I don’t know where to turn. Slashes of neon dance across my skin, Céline Dion is singing “If You Could See Me Now” either over a very clear loudspeaker or in person somewhere beyond the lemon groves. The mimes are undulating around me, obscuring me in the final hours before dusk.
* * *
Saint-Tropez by helicopter is a blur of land and water. We’re e
scalating ahead of the clouds, shredding through them one at a time. The engine’s too loud, the seat belt is flimsy. The dips and jolts of the cabin are wild and erratic. This was not what I had in mind when Medovsky suggested we do business, but you don’t argue when you’re being led up to the rooftop helicopter pad, and eased into an open door of a whirring chopper.

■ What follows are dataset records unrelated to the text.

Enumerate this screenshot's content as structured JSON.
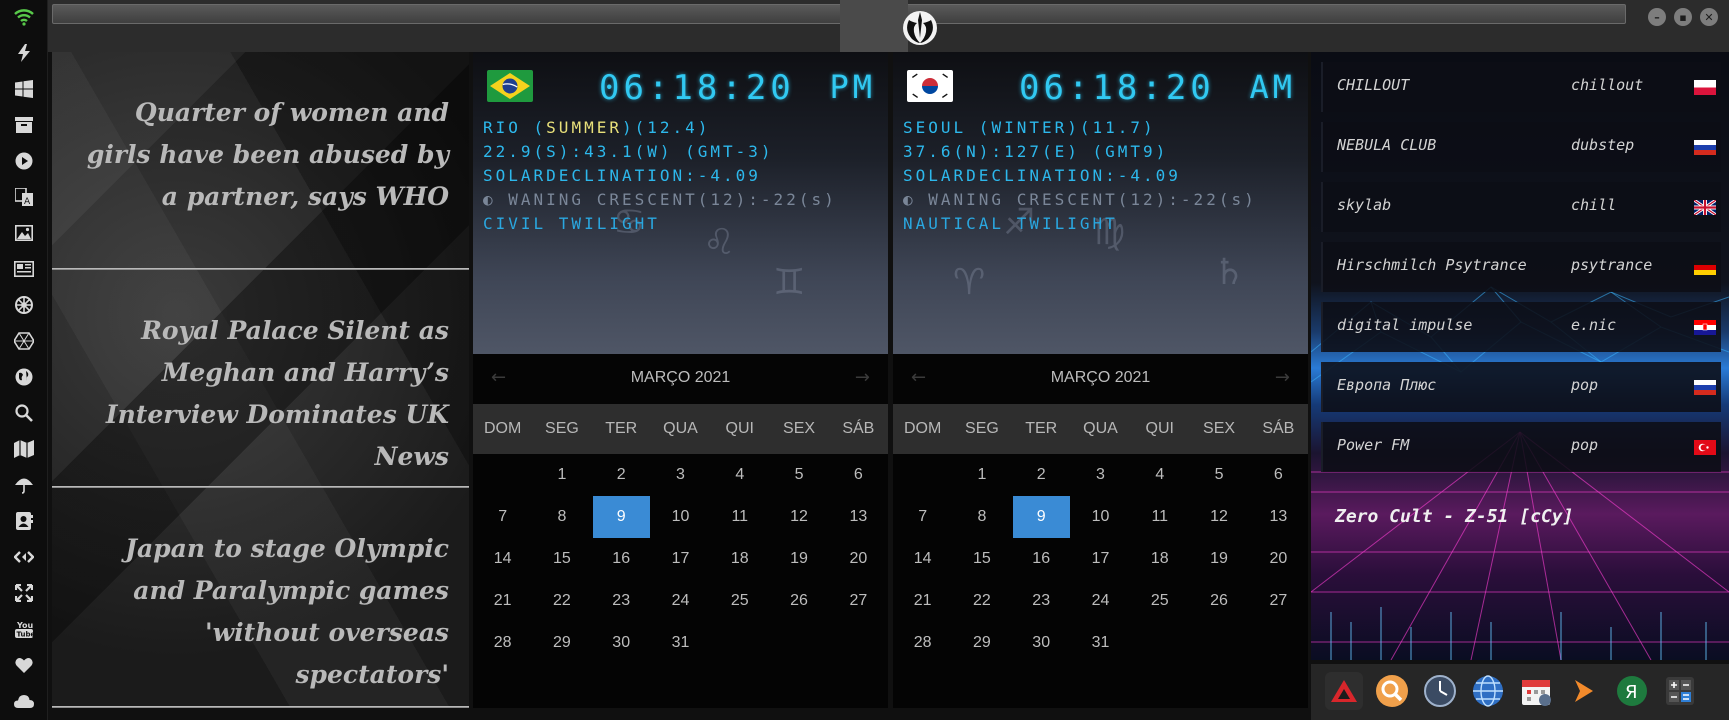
{
  "sidebar": {
    "icons": [
      "wifi-icon",
      "bolt-icon",
      "windows-icon",
      "archive-icon",
      "play-icon",
      "translate-icon",
      "image-icon",
      "news-icon",
      "empire-icon",
      "atom-icon",
      "globe-icon",
      "search-icon",
      "map-icon",
      "umbrella-icon",
      "contacts-icon",
      "code-icon",
      "fullscreen-icon",
      "youtube-icon",
      "heart-icon",
      "cloud-icon"
    ]
  },
  "titlebar": {
    "emblem": "rebel-alliance-icon",
    "buttons": [
      "minimize",
      "maximize",
      "close"
    ]
  },
  "news": {
    "headlines": [
      "Quarter of women and girls have been abused by a partner, says WHO",
      "Royal Palace Silent as Meghan and Harry’s Interview Dominates UK News",
      "Japan to stage Olympic and Paralympic games 'without overseas spectators'"
    ]
  },
  "clocks": [
    {
      "country": "Brazil",
      "time": "06:18:20",
      "ampm": "PM",
      "city": "RIO",
      "season": "SUMMER",
      "season_extra": "(12.4)",
      "coords": "22.9(S):43.1(W) (GMT-3)",
      "solar": "SOLARDECLINATION:-4.09",
      "moon": "WANING CRESCENT(12):-22",
      "moon_unit": "(s)",
      "twilight": "CIVIL TWILIGHT"
    },
    {
      "country": "South Korea",
      "time": "06:18:20",
      "ampm": "AM",
      "city": "SEOUL",
      "season": "WINTER",
      "season_extra": "(11.7)",
      "coords": "37.6(N):127(E) (GMT9)",
      "solar": "SOLARDECLINATION:-4.09",
      "moon": "WANING CRESCENT(12):-22",
      "moon_unit": "(s)",
      "twilight": "NAUTICAL TWILIGHT"
    }
  ],
  "calendar": {
    "month_label": "MARÇO 2021",
    "weekdays": [
      "DOM",
      "SEG",
      "TER",
      "QUA",
      "QUI",
      "SEX",
      "SÁB"
    ],
    "first_weekday": 1,
    "days_in_month": 31,
    "today": 9,
    "today_color": "#3a8bd5"
  },
  "radio": {
    "stations": [
      {
        "name": "CHILLOUT",
        "genre": "chillout",
        "flag": "pl"
      },
      {
        "name": "NEBULA CLUB",
        "genre": "dubstep",
        "flag": "ru"
      },
      {
        "name": "skylab",
        "genre": "chill",
        "flag": "gb"
      },
      {
        "name": "Hirschmilch Psytrance",
        "genre": "psytrance",
        "flag": "de"
      },
      {
        "name": "digital impulse",
        "genre": "e.nic",
        "flag": "hr"
      },
      {
        "name": "Европа Плюс",
        "genre": "pop",
        "flag": "ru"
      },
      {
        "name": "Power FM",
        "genre": "pop",
        "flag": "tr"
      }
    ],
    "now_playing": "Zero Cult - Z-51 [cCy]"
  },
  "dock": {
    "apps": [
      "arcade-icon",
      "search-app-icon",
      "clock-app-icon",
      "globe-app-icon",
      "calendar-app-icon",
      "media-arrow-icon",
      "yandex-icon",
      "calculator-icon"
    ]
  },
  "colors": {
    "accent": "#31c9f2",
    "season_highlight": "#e8e07a",
    "wifi": "#58c94a"
  }
}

Of course, now I wish I’d had the courage to opt out of this little trip. After assassinations, polonium poisonings, acid attacks, and murders of journalists in their lobbies, the next most popular method of wreaking vengeance on enemies in this dangerous world is tampering with victims’ transportation. How many times have I received the ominous news that a client was shot while getting into his armored car in Luxembourg or died in a private jet crash or simply “expired with no known cause”? How many times have I received phone calls from brand-new widows to cancel the preempt or to suddenly ask me to fly out to estimate estate property?
Outside there’s sky, immense and vacant. In the tight compartment, my legs brush against the bare, sculpted calves of Medovsky’s mistress—what’s her name again? Milla? Malvina? A fair-skinned, red-haired, freckled thing—as she flips through photographs of opulent estates. The stout Realtor with a short, no-nonsense haircut, her neck zigzagged by layered gold necklaces, has been talking the entire time in frilly, pattering Russian. Once in a while, we bend down to earth to circle a property the size of a town in New Jersey.
The Realtor continues, “A professional dance studio can easily be installed if we build into the atrium. And you said you liked fish? An aquarium would be on point right now.”
“If we could just do a quick perusal of these other lots,” I interrupt, pushing forward the auction catalogue, but the mistress has her head against the windowpane, asking, “Is that fountain the Florentine one pictured here?”